Writer-director Landesman skillfully crafts a free-floating tapestry and seamlessly sews together real archival footage with the authentic dramatization. When those gunshots are first heard, it's chillingly implied and urgently felt, as is the combination of tragedy and confusion. Impressively, Barry Ackroyd's hand-held camera never once gets a glimpse of JFK's face with all the blood-covered bodies in the emergency room trying to keep him alive. Period details and James Newton Howard's funeral score are also on point. Even if there's little to glean here that most didn't already read in a history book or learn from a special on the History Channel, there still are some insightful details in the mundane, like the Dallas coroner's jurisdiction over Kennedy's body, how seats had to be removed to secure Kennedy's coffin aboard Air Force One, and how press photographers were forced to be Oswald's pallbearers because no one else would help Bob.

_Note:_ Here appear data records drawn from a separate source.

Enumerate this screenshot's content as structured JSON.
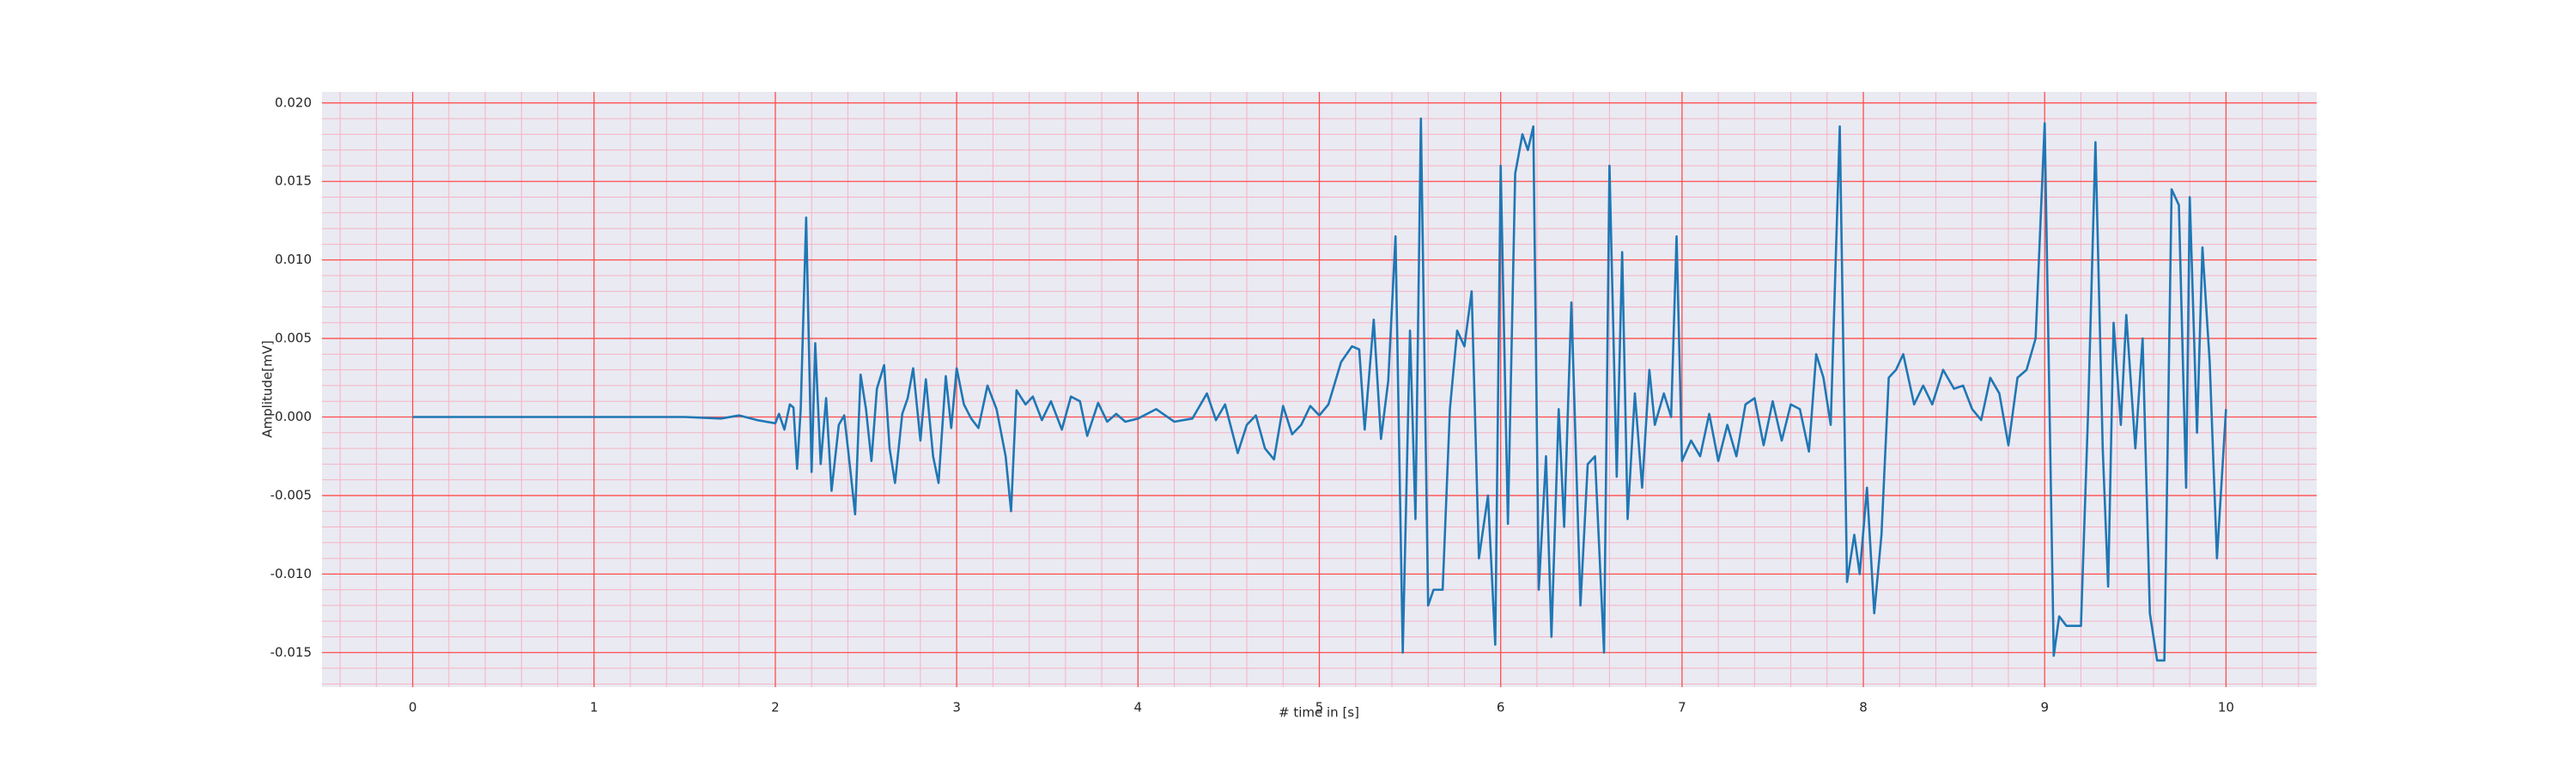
{
  "chart_data": {
    "type": "line",
    "xlabel": "# time in [s]",
    "ylabel": "Amplitude[mV]",
    "color": "#1f77b4",
    "background": "#eaeaf2",
    "grid": true,
    "grid_color": "#ff4d4d",
    "minor_grid_color": "#f5b3c4",
    "xlim": [
      -0.5,
      10.5
    ],
    "ylim": [
      -0.0172,
      0.0207
    ],
    "xticks": [
      0,
      1,
      2,
      3,
      4,
      5,
      6,
      7,
      8,
      9,
      10
    ],
    "yticks": [
      {
        "value": -0.015,
        "label": "-0.015"
      },
      {
        "value": -0.01,
        "label": "-0.010"
      },
      {
        "value": -0.005,
        "label": "-0.005"
      },
      {
        "value": 0,
        "label": "0.000"
      },
      {
        "value": 0.005,
        "label": "0.005"
      },
      {
        "value": 0.01,
        "label": "0.010"
      },
      {
        "value": 0.015,
        "label": "0.015"
      },
      {
        "value": 0.02,
        "label": "0.020"
      }
    ],
    "xminor": [
      -0.4,
      -0.2,
      0.2,
      0.4,
      0.6,
      0.8,
      1.2,
      1.4,
      1.6,
      1.8,
      2.2,
      2.4,
      2.6,
      2.8,
      3.2,
      3.4,
      3.6,
      3.8,
      4.2,
      4.4,
      4.6,
      4.8,
      5.2,
      5.4,
      5.6,
      5.8,
      6.2,
      6.4,
      6.6,
      6.8,
      7.2,
      7.4,
      7.6,
      7.8,
      8.2,
      8.4,
      8.6,
      8.8,
      9.2,
      9.4,
      9.6,
      9.8,
      10.2,
      10.4
    ],
    "yminor": [
      -0.017,
      -0.016,
      -0.014,
      -0.013,
      -0.012,
      -0.011,
      -0.009,
      -0.008,
      -0.007,
      -0.006,
      -0.004,
      -0.003,
      -0.002,
      -0.001,
      0.001,
      0.002,
      0.003,
      0.004,
      0.006,
      0.007,
      0.008,
      0.009,
      0.011,
      0.012,
      0.013,
      0.014,
      0.016,
      0.017,
      0.018,
      0.019
    ],
    "x": [
      0,
      0.5,
      1.0,
      1.5,
      1.7,
      1.8,
      1.9,
      2.0,
      2.02,
      2.05,
      2.08,
      2.1,
      2.12,
      2.14,
      2.17,
      2.2,
      2.22,
      2.25,
      2.28,
      2.31,
      2.35,
      2.38,
      2.41,
      2.44,
      2.47,
      2.5,
      2.53,
      2.56,
      2.6,
      2.63,
      2.66,
      2.7,
      2.73,
      2.76,
      2.8,
      2.83,
      2.87,
      2.9,
      2.94,
      2.97,
      3.0,
      3.04,
      3.08,
      3.12,
      3.17,
      3.22,
      3.27,
      3.3,
      3.33,
      3.38,
      3.42,
      3.47,
      3.52,
      3.58,
      3.63,
      3.68,
      3.72,
      3.78,
      3.83,
      3.88,
      3.93,
      4.0,
      4.1,
      4.2,
      4.3,
      4.38,
      4.43,
      4.48,
      4.55,
      4.6,
      4.65,
      4.7,
      4.75,
      4.8,
      4.85,
      4.9,
      4.95,
      5.0,
      5.05,
      5.12,
      5.18,
      5.22,
      5.25,
      5.3,
      5.34,
      5.38,
      5.42,
      5.46,
      5.5,
      5.53,
      5.56,
      5.6,
      5.63,
      5.68,
      5.72,
      5.76,
      5.8,
      5.84,
      5.88,
      5.93,
      5.97,
      6.0,
      6.04,
      6.08,
      6.12,
      6.15,
      6.18,
      6.21,
      6.25,
      6.28,
      6.32,
      6.35,
      6.39,
      6.44,
      6.48,
      6.52,
      6.57,
      6.6,
      6.64,
      6.67,
      6.7,
      6.74,
      6.78,
      6.82,
      6.85,
      6.9,
      6.94,
      6.97,
      7.0,
      7.05,
      7.1,
      7.15,
      7.2,
      7.25,
      7.3,
      7.35,
      7.4,
      7.45,
      7.5,
      7.55,
      7.6,
      7.65,
      7.7,
      7.74,
      7.78,
      7.82,
      7.87,
      7.91,
      7.95,
      7.98,
      8.02,
      8.06,
      8.1,
      8.14,
      8.18,
      8.22,
      8.28,
      8.33,
      8.38,
      8.44,
      8.5,
      8.55,
      8.6,
      8.65,
      8.7,
      8.75,
      8.8,
      8.85,
      8.9,
      8.95,
      9.0,
      9.05,
      9.08,
      9.12,
      9.2,
      9.24,
      9.28,
      9.32,
      9.35,
      9.38,
      9.42,
      9.45,
      9.5,
      9.54,
      9.58,
      9.62,
      9.66,
      9.7,
      9.74,
      9.78,
      9.8,
      9.84,
      9.87,
      9.91,
      9.95,
      10.0
    ],
    "values": [
      0,
      0,
      0,
      0,
      -0.0001,
      0.0001,
      -0.0002,
      -0.0004,
      0.0002,
      -0.0008,
      0.0008,
      0.0006,
      -0.0033,
      0.0005,
      0.0127,
      -0.0035,
      0.0047,
      -0.003,
      0.0012,
      -0.0047,
      -0.0005,
      0.0001,
      -0.003,
      -0.0062,
      0.0027,
      0.0005,
      -0.0028,
      0.0018,
      0.0033,
      -0.002,
      -0.0042,
      0.0002,
      0.0012,
      0.0031,
      -0.0015,
      0.0024,
      -0.0025,
      -0.0042,
      0.0026,
      -0.0007,
      0.0031,
      0.0008,
      -0.0001,
      -0.0007,
      0.002,
      0.0005,
      -0.0025,
      -0.006,
      0.0017,
      0.0008,
      0.0013,
      -0.0002,
      0.001,
      -0.0008,
      0.0013,
      0.001,
      -0.0012,
      0.0009,
      -0.0003,
      0.0002,
      -0.0003,
      -0.0001,
      0.0005,
      -0.0003,
      -0.0001,
      0.0015,
      -0.0002,
      0.0008,
      -0.0023,
      -0.0005,
      0.0001,
      -0.002,
      -0.0027,
      0.0007,
      -0.0011,
      -0.0005,
      0.0007,
      0.0001,
      0.0008,
      0.0035,
      0.0045,
      0.0043,
      -0.0008,
      0.0062,
      -0.0014,
      0.0023,
      0.0115,
      -0.015,
      0.0055,
      -0.0065,
      0.019,
      -0.012,
      -0.011,
      -0.011,
      0.0005,
      0.0055,
      0.0045,
      0.008,
      -0.009,
      -0.005,
      -0.0145,
      0.016,
      -0.0068,
      0.0155,
      0.018,
      0.017,
      0.0185,
      -0.011,
      -0.0025,
      -0.014,
      0.0005,
      -0.007,
      0.0073,
      -0.012,
      -0.003,
      -0.0025,
      -0.015,
      0.016,
      -0.0038,
      0.0105,
      -0.0065,
      0.0015,
      -0.0045,
      0.003,
      -0.0005,
      0.0015,
      0,
      0.0115,
      -0.0028,
      -0.0015,
      -0.0025,
      0.0002,
      -0.0028,
      -0.0005,
      -0.0025,
      0.0008,
      0.0012,
      -0.0018,
      0.001,
      -0.0015,
      0.0008,
      0.0005,
      -0.0022,
      0.004,
      0.0025,
      -0.0005,
      0.0185,
      -0.0105,
      -0.0075,
      -0.01,
      -0.0045,
      -0.0125,
      -0.0075,
      0.0025,
      0.003,
      0.004,
      0.0008,
      0.002,
      0.0008,
      0.003,
      0.0018,
      0.002,
      0.0005,
      -0.0002,
      0.0025,
      0.0015,
      -0.0018,
      0.0025,
      0.003,
      0.005,
      0.0187,
      -0.0152,
      -0.0127,
      -0.0133,
      -0.0133,
      0.0005,
      0.0175,
      -0.002,
      -0.0108,
      0.006,
      -0.0005,
      0.0065,
      -0.002,
      0.005,
      -0.0125,
      -0.0155,
      -0.0155,
      0.0145,
      0.0135,
      -0.0045,
      0.014,
      -0.001,
      0.0108,
      0.0035,
      -0.009,
      0.0005
    ]
  }
}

With a sprawling ensemble of interweaving people, there is, natch, a multitude of famous and recognizable faces who pop in and out. There's Billy Bob Thornton as Special Agent Forrest Sorrels, in charge of the Dallas Secret Service; Mark Duplass and Gil Bellows as Kennedy's aides; Tom Welling as a Secret Service agent who just wants to get his man to rest in peace; Marcia Gay Harden plays head trauma nurse Doris Nelson who takes a piece of Kennedy's skull and brain matter out of the shattered Jackie's (Kate Steffens) hands; and Colin Hanks turns up as one of the doctors trying to keep the POTUS alive. Zac Efron isn't particularly convincing, but he does what he can as Dr. Charles "Jim" Carrico who was on duty when Kennedy was brought in and pronounced dead. Rory Cochrane, as coroner Earl Rose, and Jackie Earle Haley, as Father Oscar Huber, show up, too, for about a scene or two apiece. Some of them are left in the lurch, but Giamatti and Dale have the most dimension. The film is most interesting when it makes Bob Oswald the focal point and soon brings in the delusional, cateye-spectacled matriarch, scarily played by Jacki Weaver. 

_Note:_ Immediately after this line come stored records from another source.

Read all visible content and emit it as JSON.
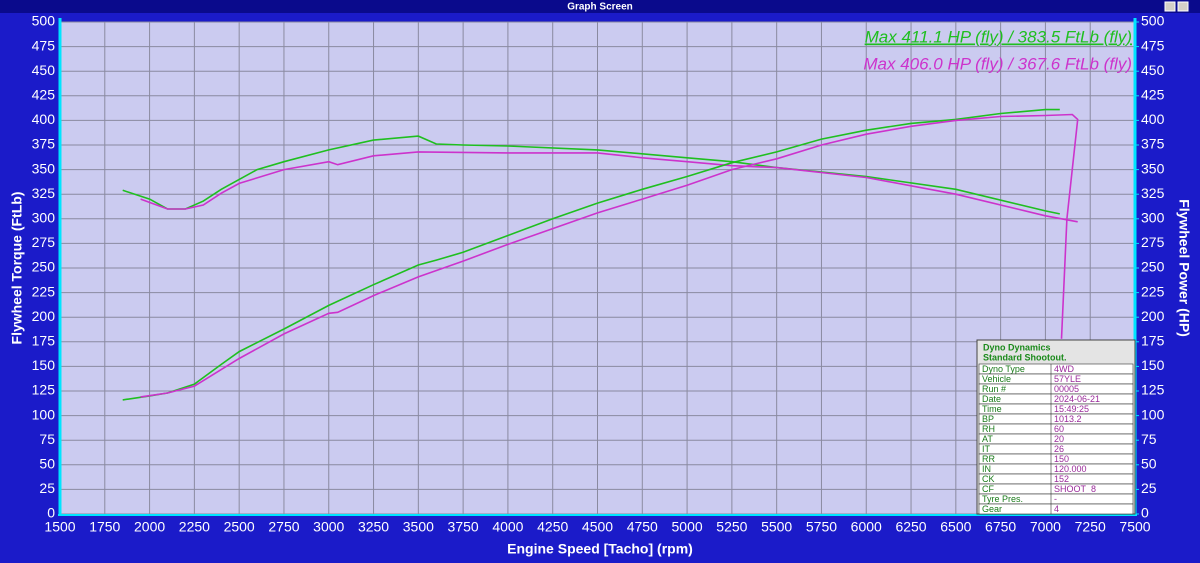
{
  "window_title": "Graph Screen",
  "chart_data": {
    "type": "line",
    "xlabel": "Engine Speed [Tacho] (rpm)",
    "ylabel": "Flywheel Torque (FtLb)",
    "y2label": "Flywheel Power (HP)",
    "annotations": [
      {
        "text": "Max 411.1 HP (fly) / 383.5 FtLb (fly)",
        "color": "#1fbf1f"
      },
      {
        "text": "Max 406.0 HP (fly) / 367.6 FtLb (fly)",
        "color": "#cc33cc"
      }
    ],
    "xlim": [
      1500,
      7500
    ],
    "xticks": [
      1500,
      1750,
      2000,
      2250,
      2500,
      2750,
      3000,
      3250,
      3500,
      3750,
      4000,
      4250,
      4500,
      4750,
      5000,
      5250,
      5500,
      5750,
      6000,
      6250,
      6500,
      6750,
      7000,
      7250,
      7500
    ],
    "ylim": [
      0,
      500
    ],
    "yticks": [
      0,
      25,
      50,
      75,
      100,
      125,
      150,
      175,
      200,
      225,
      250,
      275,
      300,
      325,
      350,
      375,
      400,
      425,
      450,
      475,
      500
    ],
    "y2lim": [
      0,
      500
    ],
    "y2ticks": [
      0,
      25,
      50,
      75,
      100,
      125,
      150,
      175,
      200,
      225,
      250,
      275,
      300,
      325,
      350,
      375,
      400,
      425,
      450,
      475,
      500
    ],
    "grid": true,
    "series": [
      {
        "color": "#1fbf1f",
        "axis": "y",
        "x": [
          1850,
          2000,
          2100,
          2200,
          2300,
          2400,
          2500,
          2600,
          2750,
          3000,
          3250,
          3500,
          3600,
          3750,
          4000,
          4500,
          5000,
          5250,
          5500,
          6000,
          6500,
          7000,
          7080
        ],
        "values": [
          329,
          320,
          310,
          310,
          318,
          330,
          340,
          350,
          358,
          370,
          380,
          384,
          376,
          375,
          374,
          370,
          362,
          358,
          352,
          343,
          330,
          308,
          305
        ]
      },
      {
        "color": "#cc33cc",
        "axis": "y",
        "x": [
          1950,
          2100,
          2200,
          2300,
          2400,
          2500,
          2750,
          3000,
          3050,
          3250,
          3500,
          4000,
          4500,
          4750,
          5000,
          5250,
          5500,
          6000,
          6500,
          7000,
          7180
        ],
        "values": [
          320,
          310,
          310,
          314,
          326,
          336,
          350,
          358,
          355,
          364,
          368,
          367,
          367,
          362,
          358,
          354,
          352,
          342,
          325,
          303,
          297
        ]
      },
      {
        "color": "#1fbf1f",
        "axis": "y2",
        "x": [
          1850,
          2000,
          2100,
          2250,
          2400,
          2500,
          2750,
          3000,
          3250,
          3500,
          3600,
          3750,
          4000,
          4250,
          4500,
          4750,
          5000,
          5250,
          5500,
          5750,
          6000,
          6250,
          6500,
          6750,
          7000,
          7080
        ],
        "values": [
          116,
          120,
          123,
          132,
          152,
          165,
          188,
          212,
          233,
          253,
          258,
          266,
          283,
          300,
          316,
          330,
          343,
          357,
          368,
          381,
          390,
          397,
          401,
          407,
          411,
          411
        ]
      },
      {
        "color": "#cc33cc",
        "axis": "y2",
        "x": [
          1950,
          2100,
          2250,
          2500,
          2750,
          3000,
          3050,
          3250,
          3500,
          3750,
          4000,
          4250,
          4500,
          4750,
          5000,
          5250,
          5500,
          5750,
          6000,
          6250,
          6500,
          6750,
          7000,
          7150,
          7180,
          7120,
          7090
        ],
        "values": [
          119,
          123,
          130,
          158,
          183,
          204,
          205,
          222,
          241,
          257,
          274,
          290,
          306,
          320,
          334,
          350,
          361,
          375,
          386,
          394,
          400,
          404,
          405,
          406,
          401,
          300,
          178
        ]
      }
    ]
  },
  "info_box": {
    "title": [
      "Dyno Dynamics",
      "Standard Shootout."
    ],
    "rows": [
      [
        "Dyno Type",
        "4WD"
      ],
      [
        "Vehicle",
        "57YLE"
      ],
      [
        "Run #",
        "00005"
      ],
      [
        "Date",
        "2024-06-21"
      ],
      [
        "Time",
        "15:49:25"
      ],
      [
        "BP",
        "1013.2"
      ],
      [
        "RH",
        "60"
      ],
      [
        "AT",
        "20"
      ],
      [
        "IT",
        "26"
      ],
      [
        "RR",
        "150"
      ],
      [
        "IN",
        "120.000"
      ],
      [
        "CK",
        "152"
      ],
      [
        "CF",
        "SHOOT_8"
      ],
      [
        "Tyre Pres.",
        "-"
      ],
      [
        "Gear",
        "4"
      ]
    ]
  }
}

93 minutes isn't nearly enough time to explore every character, especially at a mostly headlong pace. The material is so rich that a miniseries, or a two-hour movie at least, would have been even more satisfying. However, misunderstood at the time of its limited theatrical release, "Parkland" takes a fresh, more journalistic approach. It's really about the impactful ripple effect of everyone involved, how we as a nation coped with such a tragedy and a loss of innocence. The characters aren't the point here. They register as real people living in their naturalistic environments without each being fully formed and that's fine when everyone was in a unified state of hysteria. Those sweeping emotions are shared with the viewer and reverberate throughout.